Visual Studio 2008 is the latest edition of the premier software development tool in the world. It runs circles around the competition, which for the most part was humiliated by this tool in version 6.0 which they released 11 years ago.
C# is Microsoft’s Java + C++ programming language that offers more powerful features than either of those two languages. In version 3.0 they made it even more powerful. And this is coming from yours truly, a novice C# programmer and a professional C++ programmer of 7 years.
Silverlight is the Microsoft’s answer for the web and cross-platform (Linux, Mac). It allows developers to write code in C# and run it on the web! Think awesome games that can run in your browser and on all platforms. It’s not here yet, but it will be soon. Think rich internet apps that make Gmail look primitive. Those will come too.
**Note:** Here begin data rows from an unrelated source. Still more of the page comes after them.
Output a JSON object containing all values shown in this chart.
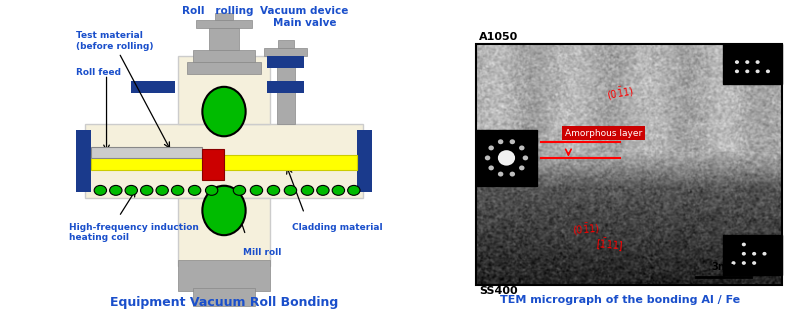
{
  "title_left": "Equipment Vacuum Roll Bonding",
  "title_right": "TEM micrograph of the bonding Al / Fe",
  "title_color": "#1a4fcb",
  "title_right_color": "#1a4fcb",
  "bg_color": "#ffffff",
  "labels": {
    "vacuum_device": "Vacuum device\nMain valve",
    "roll_rolling": "Roll   rolling",
    "test_material": "Test material\n(before rolling)",
    "roll_feed": "Roll feed",
    "hf_induction": "High-frequency induction\nheating coil",
    "cladding": "Cladding material",
    "mill_roll": "Mill roll",
    "A1050": "A1050",
    "SS400": "SS400",
    "amorphous": "Amorphous layer",
    "scale": "3nm"
  },
  "label_color": "#1a4fcb",
  "colors": {
    "wall_bg": "#f5f0dc",
    "wall_border": "#cccccc",
    "roll_gray": "#aaaaaa",
    "roll_dark": "#888888",
    "blue_part": "#1a3a8c",
    "green_circle": "#00bb00",
    "yellow_bar": "#ffff00",
    "red_box": "#cc0000",
    "silver_bar": "#cccccc",
    "dark_gray": "#666666",
    "black": "#000000",
    "red_annotation": "#cc0000"
  }
}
He who controls the spice, controls the universe. Microsoft controls the software development spice, and they cannot be defeated by Google or anyone else until this dominance is broken. Right now, no one is even close, and in the ways that Microsoft has fallen behind Google and other companies in the past few years, they are catching up quickly.
Don’t get me wrong: Google is a great company. I own their stock. I switched my email to them. I look at my iGoogle homepage more frequently than any other with news, blog feeds, my stock portfolio, and Google calendar. It’s going to be an awesome battle, but I don’t see how they can top Microsoft with Microsoft’s courting of the people like me who write the software.